If genfscon would support regular expressions in the path argument one could label these files:

genfscon sysfs /devices/(.*/)+usb[0-9]* gen_context(system_u:object_r:sysfs_usb_t,s0)
genfscon sysfs /devices/(.*/)+net gen_context(system_u:object_r:sysfs_net_t,s0)
stephensmalley commented

Android init does the equivalent of a restorecon -R /sys on boot, so all sysfs entries can be labeled based on file_contexts, which supports regexes; this required some careful optimization to minimize boot time, which has been ported upstream into libselinux selinux_restorecon() used by newer policycoreutils restorecon (2.6 and later). Linux distributions have to date chosen to only label specific /sys entries via systemd tmpfiles.d (e.g. see /usr/lib/tmpfiles.d/selinux-policy.conf in Fedora), which likewise will be based on file_contexts; you should be able to use the Z option (notice capitalization) to recursively relabel a directory tree.
One other related point is that in Android, they wanted to be able to assign labels to specific device nodes based on the symbolic link name rather than the real name, so that a single file_contexts file could be used by all builds of a device independent of the particular partition number assignment.
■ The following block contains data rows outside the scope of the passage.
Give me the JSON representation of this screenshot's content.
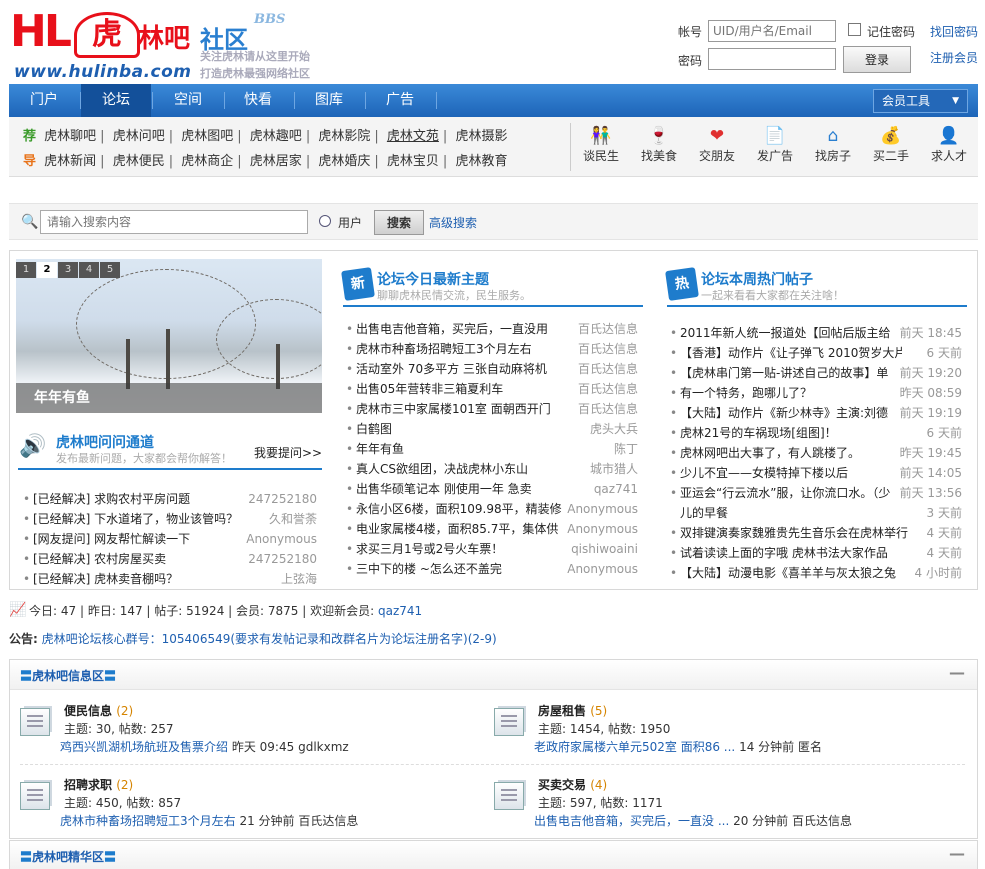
{
  "logo": {
    "brand_latin": "HL",
    "brand_cn": "林吧",
    "community": "社区",
    "bbs": "BBS",
    "url": "www.hulinba.com",
    "slogan1": "关注虎林请从这里开始",
    "slogan2": "打造虎林最强网络社区"
  },
  "login": {
    "account_label": "帐号",
    "account_placeholder": "UID/用户名/Email",
    "password_label": "密码",
    "remember_label": "记住密码",
    "login_button": "登录",
    "find_password": "找回密码",
    "register": "注册会员"
  },
  "nav": {
    "items": [
      "门户",
      "论坛",
      "空间",
      "快看",
      "图库",
      "广告"
    ],
    "active": "论坛",
    "tools": "会员工具"
  },
  "quick": {
    "row1_tag": "荐",
    "row1": [
      "虎林聊吧",
      "虎林问吧",
      "虎林图吧",
      "虎林趣吧",
      "虎林影院",
      "虎林文苑",
      "虎林摄影"
    ],
    "row2_tag": "导",
    "row2": [
      "虎林新闻",
      "虎林便民",
      "虎林商企",
      "虎林居家",
      "虎林婚庆",
      "虎林宝贝",
      "虎林教育"
    ],
    "icons": [
      {
        "label": "谈民生",
        "icon": "people-icon",
        "glyph": "👫"
      },
      {
        "label": "找美食",
        "icon": "wine-icon",
        "glyph": "🍷"
      },
      {
        "label": "交朋友",
        "icon": "heart-icon",
        "glyph": "❤"
      },
      {
        "label": "发广告",
        "icon": "ad-icon",
        "glyph": "📄"
      },
      {
        "label": "找房子",
        "icon": "house-icon",
        "glyph": "⌂"
      },
      {
        "label": "买二手",
        "icon": "money-bag-icon",
        "glyph": "💰"
      },
      {
        "label": "求人才",
        "icon": "person-icon",
        "glyph": "👤"
      }
    ]
  },
  "search": {
    "placeholder": "请输入搜索内容",
    "user_option": "用户",
    "button": "搜索",
    "advanced": "高级搜索"
  },
  "slideshow": {
    "pages": [
      "1",
      "2",
      "3",
      "4",
      "5"
    ],
    "current": "2",
    "caption": "年年有鱼"
  },
  "ask": {
    "badge": "",
    "title": "虎林吧问问通道",
    "subtitle": "发布最新问题，大家都会帮你解答！",
    "ask_link": "我要提问>>",
    "items": [
      {
        "title": "[已经解决] 求购农村平房问题",
        "author": "247252180"
      },
      {
        "title": "[已经解决] 下水道堵了，物业该管吗？",
        "author": "久和誉荼"
      },
      {
        "title": "[网友提问] 网友帮忙解读一下",
        "author": "Anonymous"
      },
      {
        "title": "[已经解决] 农村房屋买卖",
        "author": "247252180"
      },
      {
        "title": "[已经解决] 虎林卖音棚吗？",
        "author": "上弦海"
      }
    ]
  },
  "latest": {
    "badge": "新",
    "title": "论坛今日最新主题",
    "subtitle": "聊聊虎林民情交流，民生服务。",
    "items": [
      {
        "title": "出售电吉他音箱，买完后，一直没用",
        "author": "百氏达信息"
      },
      {
        "title": "虎林市种畜场招聘短工3个月左右",
        "author": "百氏达信息"
      },
      {
        "title": "活动室外 70多平方 三张自动麻将机",
        "author": "百氏达信息"
      },
      {
        "title": "出售05年营转非三箱夏利车",
        "author": "百氏达信息"
      },
      {
        "title": "虎林市三中家属楼101室 面朝西开门",
        "author": "百氏达信息"
      },
      {
        "title": "白鹤图",
        "author": "虎头大兵"
      },
      {
        "title": "年年有鱼",
        "author": "陈丁"
      },
      {
        "title": "真人CS欲组团，决战虎林小东山",
        "author": "城市猎人"
      },
      {
        "title": "出售华硕笔记本 刚使用一年 急卖",
        "author": "qaz741"
      },
      {
        "title": "永信小区6楼，面积109.98平，精装修",
        "author": "Anonymous"
      },
      {
        "title": "电业家属楼4楼，面积85.7平，集体供",
        "author": "Anonymous"
      },
      {
        "title": "求买三月1号或2号火车票！",
        "author": "qishiwoaini"
      },
      {
        "title": "三中下的楼 ~怎么还不盖完",
        "author": "Anonymous"
      }
    ]
  },
  "hot": {
    "badge": "热",
    "title": "论坛本周热门帖子",
    "subtitle": "一起来看看大家都在关注啥！",
    "items": [
      {
        "title": "2011年新人统一报道处【回帖后版主给",
        "time": "前天 18:45"
      },
      {
        "title": "【香港】动作片《让子弹飞 2010贺岁大片》",
        "time": "6 天前"
      },
      {
        "title": "【虎林串门第一贴-讲述自己的故事】单",
        "time": "前天 19:20"
      },
      {
        "title": "有一个特务，跑哪儿了？",
        "time": "昨天 08:59"
      },
      {
        "title": "【大陆】动作片《新少林寺》主演:刘德",
        "time": "前天 19:19"
      },
      {
        "title": "虎林21号的车祸现场[组图]！",
        "time": "6 天前"
      },
      {
        "title": "虎林网吧出大事了，有人跳楼了。",
        "time": "昨天 19:45"
      },
      {
        "title": "少儿不宜——女模特掉下楼以后",
        "time": "前天 14:05"
      },
      {
        "title": "亚运会“行云流水”服，让你流口水。（少",
        "time": "前天 13:56"
      },
      {
        "title": "儿的早餐",
        "time": "3 天前"
      },
      {
        "title": "双排键演奏家魏雅贵先生音乐会在虎林举行",
        "time": "4 天前"
      },
      {
        "title": "试着读读上面的字哦  虎林书法大家作品",
        "time": "4 天前"
      },
      {
        "title": "【大陆】动漫电影《喜羊羊与灰太狼之兔",
        "time": "4 小时前"
      }
    ]
  },
  "stats": {
    "today_label": "今日:",
    "today": "47",
    "yesterday_label": "昨日:",
    "yesterday": "147",
    "posts_label": "帖子:",
    "posts": "51924",
    "members_label": "会员:",
    "members": "7875",
    "welcome_label": "欢迎新会员:",
    "newest": "qaz741"
  },
  "notice": {
    "label": "公告:",
    "text": "虎林吧论坛核心群号：105406549(要求有发帖记录和改群名片为论坛注册名字)(2-9)"
  },
  "section1": {
    "title": "虎林吧信息区",
    "forums": [
      {
        "name": "便民信息",
        "new": "(2)",
        "stats": "主题: 30, 帖数: 257",
        "last_post": "鸡西兴凯湖机场航班及售票介绍",
        "last_time": "昨天 09:45",
        "last_user": "gdlkxmz"
      },
      {
        "name": "房屋租售",
        "new": "(5)",
        "stats": "主题: 1454, 帖数: 1950",
        "last_post": "老政府家属楼六单元502室 面积86 ...",
        "last_time": "14 分钟前",
        "last_user": "匿名"
      },
      {
        "name": "招聘求职",
        "new": "(2)",
        "stats": "主题: 450, 帖数: 857",
        "last_post": "虎林市种畜场招聘短工3个月左右",
        "last_time": "21 分钟前",
        "last_user": "百氏达信息"
      },
      {
        "name": "买卖交易",
        "new": "(4)",
        "stats": "主题: 597, 帖数: 1171",
        "last_post": "出售电吉他音箱，买完后，一直没 ...",
        "last_time": "20 分钟前",
        "last_user": "百氏达信息"
      }
    ]
  },
  "section2": {
    "title": "虎林吧精华区"
  },
  "colors": {
    "brand_red": "#e8101a",
    "nav_blue": "#1d64b8",
    "link_blue": "#1e5fb0",
    "accent_orange": "#d58400"
  }
}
This was accommodated by introducing a selabel_lookup_best_match(3) API that could be used by ueventd (Android udev equivalent) when creating device nodes; in the ueventd case at least, it knows the symbolic link names up front so we can make a choice at device node creation time based on the best match for any of the available names. selabel_lookup_best_match() was also upstreamed to selinux userspace, but I'm not aware of anyone having modified udev to use it to date.